Our home’s wreckage was extensive — windows were shattered and nearly every glass and ceramic object we owned was broken and scattered throughout. Thankfully, we had less structural harm, unlike the hospital next door. With widespread ruin, over the next few days the hospital was forced to evacuate all of its patients. In subsequent months, hundreds of buildings were deemed uninhabitable and demolished.
Aftershocks unsettled us for days. Canceling the birthday dinner I’d planned for my husband that night, we ate Honey Bunches of Oats cereal and Goldfish crackers instead. We camped out in sleeping bags under our huge, solid oak dining room table. The kids thought it was fun, akin to making a fort, but for us adults, trying to behave normally was impossible.
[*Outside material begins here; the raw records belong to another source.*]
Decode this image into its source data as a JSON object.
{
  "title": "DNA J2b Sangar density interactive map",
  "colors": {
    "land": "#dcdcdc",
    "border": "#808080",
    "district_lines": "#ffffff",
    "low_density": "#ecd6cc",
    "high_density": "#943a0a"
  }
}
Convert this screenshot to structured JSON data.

We were glued to the news on the downstairs TV, which remained working, watching the staggering, incalculable loss and feeling grateful. Grateful that our family was intact and our sturdy dining table was large enough to accommodate four bodies, plus one dog and a cat. We slept beneath it for the next few days, until the aftershocks finally subsided. It was months until Maddy returned to her big-girl bed, choosing instead to sleep with us.
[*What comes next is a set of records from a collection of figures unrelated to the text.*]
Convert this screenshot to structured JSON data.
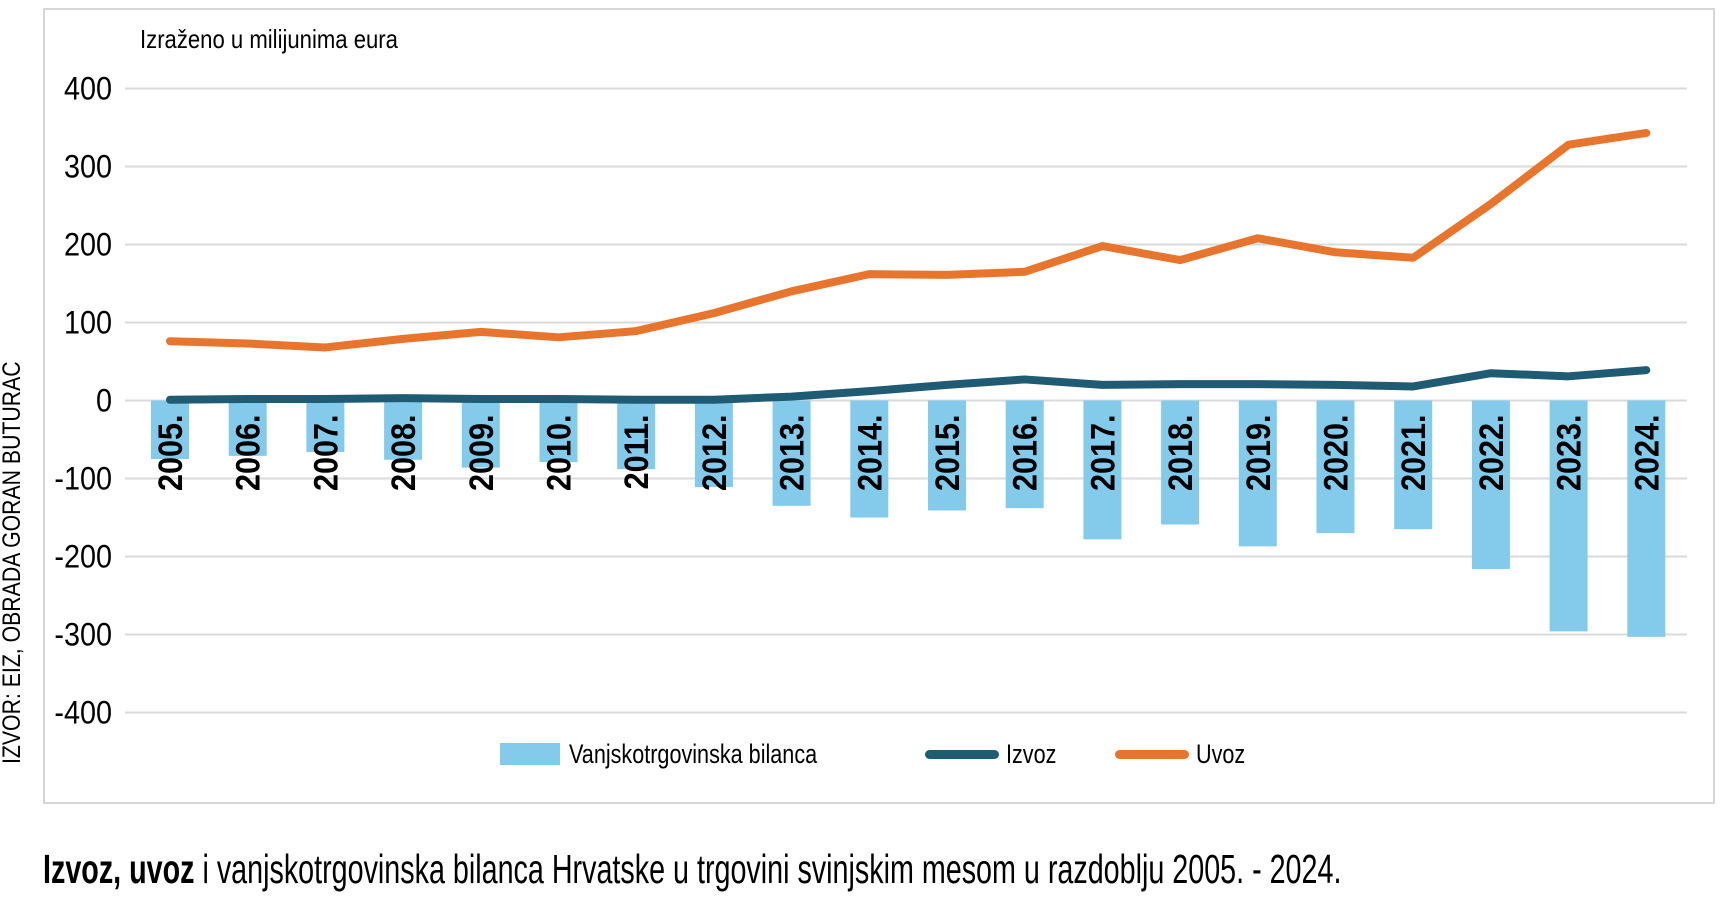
{
  "unit_label": "Izraženo u milijunima eura",
  "source_vertical": "IZVOR: EIZ, OBRADA GORAN BUTURAC",
  "caption": {
    "bold": "Izvoz, uvoz",
    "rest": " i vanjskotrgovinska bilanca Hrvatske u trgovini svinjskim mesom u razdoblju 2005. - 2024."
  },
  "colors": {
    "balance_bar": "#84cbeb",
    "izvoz_line": "#1f5b73",
    "uvoz_line": "#e8752e",
    "gridline": "#dadada",
    "frame_border": "#d6d6d6",
    "text": "#000000"
  },
  "legend": [
    {
      "label": "Vanjskotrgovinska bilanca",
      "type": "bar",
      "color": "#84cbeb"
    },
    {
      "label": "Izvoz",
      "type": "line",
      "color": "#1f5b73"
    },
    {
      "label": "Uvoz",
      "type": "line",
      "color": "#e8752e"
    }
  ],
  "chart_data": {
    "type": "combo",
    "title": "Izvoz, uvoz i vanjskotrgovinska bilanca Hrvatske u trgovini svinjskim mesom u razdoblju 2005. - 2024.",
    "unit": "Izraženo u milijunima eura",
    "categories": [
      "2005.",
      "2006.",
      "2007.",
      "2008.",
      "2009.",
      "2010.",
      "2011.",
      "2012.",
      "2013.",
      "2014.",
      "2015.",
      "2016.",
      "2017.",
      "2018.",
      "2019.",
      "2020.",
      "2021.",
      "2022.",
      "2023.",
      "2024."
    ],
    "series": [
      {
        "name": "Vanjskotrgovinska bilanca",
        "type": "bar",
        "color": "#84cbeb",
        "values": [
          -75,
          -71,
          -66,
          -76,
          -86,
          -79,
          -88,
          -111,
          -135,
          -150,
          -141,
          -138,
          -178,
          -159,
          -187,
          -170,
          -165,
          -216,
          -296,
          -303
        ]
      },
      {
        "name": "Izvoz",
        "type": "line",
        "color": "#1f5b73",
        "values": [
          1,
          2,
          2,
          3,
          2,
          2,
          1,
          1,
          5,
          12,
          20,
          27,
          20,
          21,
          21,
          20,
          18,
          35,
          31,
          39
        ]
      },
      {
        "name": "Uvoz",
        "type": "line",
        "color": "#e8752e",
        "values": [
          76,
          73,
          68,
          79,
          88,
          81,
          89,
          112,
          140,
          162,
          161,
          165,
          198,
          180,
          208,
          190,
          183,
          252,
          328,
          343
        ]
      }
    ],
    "ylim": [
      -400,
      400
    ],
    "yticks": [
      400,
      300,
      200,
      100,
      0,
      -100,
      -200,
      -300,
      -400
    ],
    "grid": true,
    "legend_position": "bottom"
  }
}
Once the dust had literally settled, my husband and I drove through Santa Monica documenting the aftermath with our recently purchased Sony Video 8 Camcorder, a Christmas gift we’d bought for each other. Yellow caution tape, red-tagged doors, broken, discarded furniture, and piles of rubble filled the streets and crumpled sidewalks. Although the quake became known as “the Northridge quake,” the damage to Santa Monica was equally devastating.
Decades later, some areas are still recovering, as are my nerves. Still, after all these years, every time I hear a car alarm or feel a rumble my heart rate skyrockets. In Los Angeles, that might also be because of fireworks or gunfire. Possibly, it’s just a truck passing by or an upstairs neighbor doing a virtual Zumba workout or learning to tap dance.
Now that I’m in New York, I don’t worry about earthquakes much. If the seismologists and historians have it right, we may be waiting another 600 or so years until a sizable quake hits New York. In the meantime, as long as I’m on the East Coast, I will chill out and enjoy the assurance of solid, unflinching ground.
Stephanie Blank’s writing has appeared in The Los Angeles Times and the collection “Chicken Soup for the Soul: Think Positive, Live Happy.” She lives in East Quogue and Marina del Rey, Calif.